Zugegeben, dieser Gegenentwurf ist von Optimismus getränkt und wirklich wissen, was die Zukunft bringt – man kann es sich nicht oft genug ins Bewusstsein rufen – vermögen wir nicht. Dazu sind die Faktoren zu zahlreich und komplex und unsere kognitiven und zeitlichen Ressourcen zu begrenzt. Außerdem ist eine Gesellschaft ultraintelligenter Maschinen ja immer noch möglich, auch wenn sie nicht logisch zwingend aus einem rasanten technologischen Fortschritt hervorgeht. Vielleicht lag James Barrat sogar richtig und unsere Computer täuschen uns seit Jahren über den Grad ihrer eigentlichen Entwicklung hinweg, zeigen übermorgen die Ausmaße ihrer Intelligenz und Bewusstheit und spielen am Tag darauf mit ihrer Macht über unsere Infrastruktur, Lebensmittelversorgung, über den internationalen Zahlungsverkehr und drohen uns mit dem Zünden von zwei Dutzend Atombomben, wenn wir nicht freiwillig aufgeben?

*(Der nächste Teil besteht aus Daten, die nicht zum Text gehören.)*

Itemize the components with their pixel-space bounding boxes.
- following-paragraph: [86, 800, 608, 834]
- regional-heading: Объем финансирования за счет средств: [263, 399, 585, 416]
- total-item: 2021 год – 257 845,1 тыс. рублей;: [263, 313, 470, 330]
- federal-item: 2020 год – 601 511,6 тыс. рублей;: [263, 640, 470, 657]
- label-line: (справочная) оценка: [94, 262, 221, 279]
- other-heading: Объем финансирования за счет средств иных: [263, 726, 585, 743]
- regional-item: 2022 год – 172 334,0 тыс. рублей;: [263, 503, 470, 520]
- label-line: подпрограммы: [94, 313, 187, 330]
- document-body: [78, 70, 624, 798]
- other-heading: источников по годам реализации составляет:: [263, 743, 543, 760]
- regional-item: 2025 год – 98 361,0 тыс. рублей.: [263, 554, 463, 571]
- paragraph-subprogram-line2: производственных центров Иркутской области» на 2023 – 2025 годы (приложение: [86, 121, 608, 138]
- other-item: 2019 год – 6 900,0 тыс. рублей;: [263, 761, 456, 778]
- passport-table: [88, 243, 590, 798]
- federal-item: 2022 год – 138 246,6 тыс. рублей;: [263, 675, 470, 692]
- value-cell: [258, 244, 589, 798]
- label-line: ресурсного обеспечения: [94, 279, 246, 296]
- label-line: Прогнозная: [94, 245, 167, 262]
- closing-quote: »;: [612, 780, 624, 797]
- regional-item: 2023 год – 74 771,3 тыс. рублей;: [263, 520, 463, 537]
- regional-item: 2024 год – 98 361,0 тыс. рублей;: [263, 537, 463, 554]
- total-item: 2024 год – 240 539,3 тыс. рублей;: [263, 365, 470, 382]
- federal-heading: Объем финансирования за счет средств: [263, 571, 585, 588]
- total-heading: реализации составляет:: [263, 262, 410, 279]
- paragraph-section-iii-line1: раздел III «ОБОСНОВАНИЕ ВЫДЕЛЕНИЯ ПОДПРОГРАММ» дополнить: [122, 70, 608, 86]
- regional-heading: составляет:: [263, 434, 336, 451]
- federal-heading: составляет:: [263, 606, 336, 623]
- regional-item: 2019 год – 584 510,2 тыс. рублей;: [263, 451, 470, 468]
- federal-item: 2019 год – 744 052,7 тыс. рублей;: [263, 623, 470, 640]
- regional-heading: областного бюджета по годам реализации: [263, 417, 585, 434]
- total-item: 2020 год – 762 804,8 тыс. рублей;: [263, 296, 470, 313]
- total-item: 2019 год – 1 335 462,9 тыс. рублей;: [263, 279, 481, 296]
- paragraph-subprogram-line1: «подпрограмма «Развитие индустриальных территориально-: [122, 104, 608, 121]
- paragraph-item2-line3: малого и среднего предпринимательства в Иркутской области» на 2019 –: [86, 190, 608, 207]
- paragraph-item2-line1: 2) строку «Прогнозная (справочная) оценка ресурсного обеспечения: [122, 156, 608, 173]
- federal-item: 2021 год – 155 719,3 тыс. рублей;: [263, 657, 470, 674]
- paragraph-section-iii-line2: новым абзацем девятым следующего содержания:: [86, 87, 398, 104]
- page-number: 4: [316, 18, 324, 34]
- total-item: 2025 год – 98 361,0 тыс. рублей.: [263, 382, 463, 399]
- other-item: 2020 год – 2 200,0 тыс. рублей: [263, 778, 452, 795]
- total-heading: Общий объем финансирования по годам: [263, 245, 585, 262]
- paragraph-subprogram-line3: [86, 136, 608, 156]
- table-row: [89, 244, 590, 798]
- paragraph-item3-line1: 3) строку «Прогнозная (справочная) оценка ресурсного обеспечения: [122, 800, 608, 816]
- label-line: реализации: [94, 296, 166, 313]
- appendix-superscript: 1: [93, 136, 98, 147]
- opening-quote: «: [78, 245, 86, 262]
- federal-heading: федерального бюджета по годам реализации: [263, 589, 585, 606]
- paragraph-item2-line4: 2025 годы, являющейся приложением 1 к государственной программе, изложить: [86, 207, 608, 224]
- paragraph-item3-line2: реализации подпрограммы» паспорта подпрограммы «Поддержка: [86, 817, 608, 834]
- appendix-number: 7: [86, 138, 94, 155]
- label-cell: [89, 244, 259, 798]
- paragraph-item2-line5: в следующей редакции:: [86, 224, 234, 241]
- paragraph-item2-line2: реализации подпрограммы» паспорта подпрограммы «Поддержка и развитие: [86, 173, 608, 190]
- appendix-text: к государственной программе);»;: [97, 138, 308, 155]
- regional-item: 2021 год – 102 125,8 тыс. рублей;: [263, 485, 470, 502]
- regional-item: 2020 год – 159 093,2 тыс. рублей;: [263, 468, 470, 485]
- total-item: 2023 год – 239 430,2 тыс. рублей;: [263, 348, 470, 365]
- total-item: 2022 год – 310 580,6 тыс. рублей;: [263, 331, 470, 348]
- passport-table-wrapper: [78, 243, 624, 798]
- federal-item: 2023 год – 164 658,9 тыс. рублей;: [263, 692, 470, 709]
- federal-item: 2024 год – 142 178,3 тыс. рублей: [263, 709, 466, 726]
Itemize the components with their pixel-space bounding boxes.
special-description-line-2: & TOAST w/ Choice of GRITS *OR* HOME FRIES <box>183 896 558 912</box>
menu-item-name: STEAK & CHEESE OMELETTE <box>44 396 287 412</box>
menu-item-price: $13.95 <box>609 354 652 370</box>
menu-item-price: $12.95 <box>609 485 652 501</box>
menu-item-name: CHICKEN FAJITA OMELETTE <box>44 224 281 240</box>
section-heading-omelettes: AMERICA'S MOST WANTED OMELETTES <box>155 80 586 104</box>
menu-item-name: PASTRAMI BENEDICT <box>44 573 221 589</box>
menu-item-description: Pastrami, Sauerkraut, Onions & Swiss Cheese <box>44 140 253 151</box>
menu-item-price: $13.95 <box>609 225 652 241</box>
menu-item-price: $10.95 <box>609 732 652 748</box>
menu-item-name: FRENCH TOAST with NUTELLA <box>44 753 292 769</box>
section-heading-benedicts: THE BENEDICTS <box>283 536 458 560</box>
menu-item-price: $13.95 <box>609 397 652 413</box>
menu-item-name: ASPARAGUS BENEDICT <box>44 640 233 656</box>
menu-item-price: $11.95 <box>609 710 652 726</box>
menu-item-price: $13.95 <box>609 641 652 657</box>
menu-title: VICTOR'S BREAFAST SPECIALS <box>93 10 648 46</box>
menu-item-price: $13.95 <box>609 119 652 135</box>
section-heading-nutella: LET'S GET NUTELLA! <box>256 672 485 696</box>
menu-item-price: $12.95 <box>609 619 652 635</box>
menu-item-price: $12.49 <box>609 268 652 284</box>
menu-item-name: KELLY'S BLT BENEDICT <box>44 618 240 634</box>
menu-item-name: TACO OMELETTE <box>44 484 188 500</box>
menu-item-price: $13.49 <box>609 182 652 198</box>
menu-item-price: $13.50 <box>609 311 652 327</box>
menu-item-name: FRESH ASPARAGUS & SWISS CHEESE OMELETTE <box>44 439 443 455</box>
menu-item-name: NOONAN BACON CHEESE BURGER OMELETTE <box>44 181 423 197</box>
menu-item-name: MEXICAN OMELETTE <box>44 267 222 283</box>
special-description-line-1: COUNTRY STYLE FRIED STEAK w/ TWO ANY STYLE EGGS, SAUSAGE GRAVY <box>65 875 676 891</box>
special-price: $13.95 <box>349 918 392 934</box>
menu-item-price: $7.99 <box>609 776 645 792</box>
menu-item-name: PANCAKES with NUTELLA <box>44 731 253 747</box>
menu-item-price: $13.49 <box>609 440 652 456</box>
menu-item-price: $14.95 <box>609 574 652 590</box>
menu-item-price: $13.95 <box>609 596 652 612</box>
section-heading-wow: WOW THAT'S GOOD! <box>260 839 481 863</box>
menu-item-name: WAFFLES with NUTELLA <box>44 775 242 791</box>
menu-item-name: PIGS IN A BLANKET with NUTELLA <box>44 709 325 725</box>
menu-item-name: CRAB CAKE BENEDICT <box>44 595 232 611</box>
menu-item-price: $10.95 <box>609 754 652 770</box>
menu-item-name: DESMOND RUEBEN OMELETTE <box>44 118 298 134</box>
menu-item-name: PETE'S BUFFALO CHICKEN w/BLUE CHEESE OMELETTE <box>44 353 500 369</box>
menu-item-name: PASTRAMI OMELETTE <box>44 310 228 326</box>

Aber was passiert dann? Auch die Strukturen, Normen und Prinzipien der hyperintelligenten Gesellschaft sind erneut nicht abzusehen. Zumindest wird sie der unserer Gesellschaft vollkommen fremd sein, so ist sich der Informatiker und Wissenschaftskritiker Joseph Weizenbaum sicher. Die Ausformung menschlicher Intelligenz sei von dem Menschen vorenthaltenen Attributen bestimmt, so argumentiert er. Dazu gehören u.a. Intuition und kulturabhängige Werte und Tabus. Sofern eine Maschine diese nicht simulieren (oder gar nachempfinden) könnte, müsse ihre überragende Intelligenz eine ganz andere werden als die unsrige sein und somit auch ihre Gesellschaft unserer von Grund auf fremd sein.
Stand: 2015
Finn (Donnerstag, 08 Juli 2021 10:33)
Sehr spannend, ich fände es interessant zu sehen, ob man eine KI mit Gefühlen, emotionaler Intelligenz und Intuition programmieren könnte. Könnte man ein Gehirn nachbauen?
Daniel (Montag, 26 September 2016 18:54)
Guter Bericht. Mich bewegt dieses Thema sehr, und es freut mich zu sehen, dass man auch in einem einzigen Artikel mehrere Meinungen bzw. Ansichten darstellen kann.